Malaysian films grossed RM94m as of November 2019
Cinema

pic by BLOOMBERG

LOCAL films grossed a total of RM93.8 million in the first 11 months of the year, with animated films Upin & Ipin: Keris Siamang Tunggal, BoBoiBoy Movie 2 and Ejen Ali: The Movie among the highest contributors.

The BoBoiBoy film led with the gross of RM29.57 million followed by Upin & Ipin (RM26.2 million) and Ejen Ali (RM23.6 million) as of Dec 15, according to the National Film Development Corp Malaysia’s (Finas) Mandatory Screening Scheme.

Deputy Communications and Multimedia Minister Eddin Syazlee Shith told the Dewan Rakyat yesterday that the achievements of local box office films in local cinemas for the years 2018 to 2019 have shown positive growth as GDP in cinemas for last year surged to RM170.4 million, a 194% increase from the RM57.92 million recorded in 2017.

He was responding to Senator Datuk Mohd Suhaimi Abdullah’s query on what is needed to be done in order to improve the quality of the country’s film industry which has been gaining less traction.

This surge was driven by an increase in viewership to 13.21 million compared to 4.55 million viewers in 2017.

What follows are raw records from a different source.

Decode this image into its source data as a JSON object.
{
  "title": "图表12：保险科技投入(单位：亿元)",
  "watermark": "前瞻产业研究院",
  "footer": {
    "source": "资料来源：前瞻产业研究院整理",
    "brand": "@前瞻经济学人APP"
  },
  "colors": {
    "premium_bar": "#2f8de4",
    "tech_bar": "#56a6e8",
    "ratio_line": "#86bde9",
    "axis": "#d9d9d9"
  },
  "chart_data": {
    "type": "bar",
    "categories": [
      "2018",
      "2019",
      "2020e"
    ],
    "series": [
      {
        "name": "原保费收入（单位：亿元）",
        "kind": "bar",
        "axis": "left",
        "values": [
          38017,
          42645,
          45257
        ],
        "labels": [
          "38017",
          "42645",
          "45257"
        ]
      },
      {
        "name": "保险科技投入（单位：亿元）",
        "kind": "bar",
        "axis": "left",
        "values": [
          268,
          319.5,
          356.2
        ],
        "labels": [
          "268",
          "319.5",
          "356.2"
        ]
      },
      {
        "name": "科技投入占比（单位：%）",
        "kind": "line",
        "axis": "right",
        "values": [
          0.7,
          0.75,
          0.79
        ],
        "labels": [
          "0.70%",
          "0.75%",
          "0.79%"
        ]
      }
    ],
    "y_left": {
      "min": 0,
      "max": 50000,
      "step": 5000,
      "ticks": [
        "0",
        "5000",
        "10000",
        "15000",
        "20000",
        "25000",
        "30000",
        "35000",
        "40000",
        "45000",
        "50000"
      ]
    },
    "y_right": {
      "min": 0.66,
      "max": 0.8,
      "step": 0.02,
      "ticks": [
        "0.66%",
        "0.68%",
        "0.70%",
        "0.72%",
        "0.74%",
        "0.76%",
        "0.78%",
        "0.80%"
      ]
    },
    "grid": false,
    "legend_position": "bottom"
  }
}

“The ministry — through Finas — has always been providing support to the production of quality local films. Among the initiatives are the Feature Film Screening Incentive, Mandatory Screening Scheme, Movie Publishing Incentives in Malaysia, Marketing Development Fund and Digital Content Fund.

“Finas has also acted as a facilitator for local filmmakers to enter the international market through participation in MIPCOM Cannes, Hong Kong Filmart, European Film Market, Marche Du Film Cannes, American Film Market and ATF Singapore,” he said.

Eddin Syazlee added that last year, a total of RM109.81 million was generated through exports of local creative content.

“Among the local films that hit international film festivals were Redha, Shuttle Life, Subbulaksmi Husband, Fly By Night and One Two Jaga for the movie category; Mudhal Padayal, Ninavau, Thiruvin Manggai, Tapir Village and Highway for the short film category; and Upin & Ipin and The Cliff House for the animated film category.

“Film festivals that the local films ventured into include the Norway Tamil Film Festival, Busan International Short Film Festival, the Vancouver Web Fest, the Asian Youth Indie Film Festival, the Montreal International Film Festival Animation and more,” he added.

Eddin Syazlee said local producers’ tendency to produce local films can also be measured by the increasing number of multi-format movie productions based on the application of a Certificate of Production.

“There were 905 titles with the total production cost of RM482.5 million last year compared to 836 titles with the production costs of RM383.5 million for 2017,” he noted.